No, American’s love for guns is not rooted in slavery

In the latest installment of ‘everything is racist,’ a new piece in the Guardian says American’s ‘obsession’ with guns in rooted in Slavery. 

Carol Anderson, who is black, wrote the piece:

Bodies are piling up all over the second amendment as two of America’s pandemics converge. The “plague of gun violence” and the inability to mount an effective response, even in the wake of multiple mass shootings, is, unfortunately, rooted in the other pandemic gripping the United States: anti-Blackness and the sense that African Americans are a dangerous threat that can only be neutralized or stopped by a well-armed white citizenry.

For too long, the second amendment has been portrayed with a founding fathers aura swaddled in the stars and stripes.

But “a well-regulated militia” wasn’t, as the story goes, about how valiant and effective the militias were in repelling the British. 

On the other hand, where the militia had been steadfast was in controlling the enslaved Black population. Access to guns for white people was essential for this function.

Ugh. 

The Second Amendment is no more related to slavery that the First or the Fourth. The Second Amendment has nothing to do with a militia as a military force. The idea was, and still is, that armed men and women are the best guarantors of freedom. That someone with a rifle in their hand can defend their families, their homes, and their nation if need be. 

The right in the Second Amendment applies to everyone. White and black. 

Anderson gets a lot of the history of the colonies wrong, and tries to draw a line from slavery to Charleton Heston and Dana Lasch. She then tried to make another incorrect point. 

The slaughters in Sandy Hook, the Pulse Club in Orlando, Mother Emanuel AME Church in Charleston and San Bernardino did not lead to any meaningful gun safety laws despite the staggering casualties. The rampant anti-Blackness that dominated Barack Obama’s presidency helped to short-circuit a tangible, legislative response. Instead, the fear of being left defenseless to a nation with a sizable Black population and Black leadership was palpable. Gun sales soared by 158% as did the rise of anti-Black rightwing militias.

Anderson must not read the Guardian. The paper, back in April, wrote a piece about black Americans flocking to gun clubs and gun stores. 

Americans bought a record number of firearms last year. An estimated 5 million people bought their first ever gun between March and August, according to the National Shooting Sports Foundation (NSSF), a trade organization, and that number continued to climb throughout the year. Black Americans saw the highest increase in new gun owners of any demographic, the NSSF found, with gun ownership in the group up by a staggering 58.2%.

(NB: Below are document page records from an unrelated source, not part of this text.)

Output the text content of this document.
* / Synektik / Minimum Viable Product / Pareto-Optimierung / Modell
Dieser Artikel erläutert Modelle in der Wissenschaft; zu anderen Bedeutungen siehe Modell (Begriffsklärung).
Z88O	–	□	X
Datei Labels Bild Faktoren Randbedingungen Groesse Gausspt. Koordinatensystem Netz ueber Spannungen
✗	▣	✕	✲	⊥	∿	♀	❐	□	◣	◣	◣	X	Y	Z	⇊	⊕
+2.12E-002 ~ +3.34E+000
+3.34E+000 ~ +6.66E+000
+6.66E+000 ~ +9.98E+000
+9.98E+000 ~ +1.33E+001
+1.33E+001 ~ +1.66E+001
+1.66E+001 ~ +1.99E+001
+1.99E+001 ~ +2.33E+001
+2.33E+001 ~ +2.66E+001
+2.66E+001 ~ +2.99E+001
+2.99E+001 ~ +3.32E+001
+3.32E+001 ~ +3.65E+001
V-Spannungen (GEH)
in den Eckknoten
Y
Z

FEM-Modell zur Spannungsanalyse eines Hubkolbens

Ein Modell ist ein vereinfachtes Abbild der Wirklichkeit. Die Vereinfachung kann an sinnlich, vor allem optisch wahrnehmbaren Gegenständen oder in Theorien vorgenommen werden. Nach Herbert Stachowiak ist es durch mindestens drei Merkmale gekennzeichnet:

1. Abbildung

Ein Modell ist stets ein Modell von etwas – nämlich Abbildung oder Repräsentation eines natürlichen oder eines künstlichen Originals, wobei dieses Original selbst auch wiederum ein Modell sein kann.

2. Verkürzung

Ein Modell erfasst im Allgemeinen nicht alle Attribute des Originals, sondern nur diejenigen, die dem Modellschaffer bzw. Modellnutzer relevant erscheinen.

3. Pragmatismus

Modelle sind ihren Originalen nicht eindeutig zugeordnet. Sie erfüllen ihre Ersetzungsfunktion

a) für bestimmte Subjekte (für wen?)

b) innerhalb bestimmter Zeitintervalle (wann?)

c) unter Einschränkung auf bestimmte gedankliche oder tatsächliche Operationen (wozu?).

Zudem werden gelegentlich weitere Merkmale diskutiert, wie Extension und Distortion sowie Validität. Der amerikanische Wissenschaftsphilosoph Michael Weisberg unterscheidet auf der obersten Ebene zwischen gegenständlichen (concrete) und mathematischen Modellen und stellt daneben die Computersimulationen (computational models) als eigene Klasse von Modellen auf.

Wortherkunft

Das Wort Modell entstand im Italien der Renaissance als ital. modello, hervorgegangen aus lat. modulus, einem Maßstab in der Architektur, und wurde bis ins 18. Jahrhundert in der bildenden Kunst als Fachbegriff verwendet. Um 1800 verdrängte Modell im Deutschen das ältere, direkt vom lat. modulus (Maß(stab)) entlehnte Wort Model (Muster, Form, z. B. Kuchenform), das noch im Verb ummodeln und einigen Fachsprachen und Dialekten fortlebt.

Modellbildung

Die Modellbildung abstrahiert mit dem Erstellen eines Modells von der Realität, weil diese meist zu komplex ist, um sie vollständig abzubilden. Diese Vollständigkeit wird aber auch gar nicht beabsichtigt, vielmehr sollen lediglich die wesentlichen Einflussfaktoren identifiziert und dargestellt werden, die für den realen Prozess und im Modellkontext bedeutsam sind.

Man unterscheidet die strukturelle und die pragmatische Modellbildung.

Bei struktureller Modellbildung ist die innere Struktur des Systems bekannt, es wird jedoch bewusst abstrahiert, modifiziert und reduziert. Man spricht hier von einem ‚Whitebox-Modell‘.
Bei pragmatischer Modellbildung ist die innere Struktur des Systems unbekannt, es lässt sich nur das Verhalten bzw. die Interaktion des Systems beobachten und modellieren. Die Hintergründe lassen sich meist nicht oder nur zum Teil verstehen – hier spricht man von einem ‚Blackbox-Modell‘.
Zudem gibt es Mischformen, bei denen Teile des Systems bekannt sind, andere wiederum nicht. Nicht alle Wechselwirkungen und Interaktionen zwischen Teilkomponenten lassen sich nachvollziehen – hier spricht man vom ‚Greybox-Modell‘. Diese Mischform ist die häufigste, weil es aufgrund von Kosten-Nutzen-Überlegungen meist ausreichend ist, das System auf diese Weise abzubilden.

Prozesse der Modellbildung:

Black gun ownership – sometimes referred to as the Black tradition of arms – has seen many iterations. After the American civil war, newly freed Black people formed militias to defend themselves against white supremacist violence. Into the mid-20th century, civil rights activists such as Medgar Evers and Martin Luther King Jr were known to carry guns and groups like the Deacons for Defense in the south and Black Panthers wielded their firearms publicly as a part of their activism.

It’s not just activists. People who live in neighborhoods where they feel threatened are much more likely to buy a gun. Go ask people on Milwaukee’s north side about carrying a pistol. Legal or not. 

American gun ownership is the same now as it was throughout history, people want the responsibility of protecting their families and homes. They don’t want to wait on the police or rely on someone else. You don’t always need a gun, but when you need a gun, you need a gun.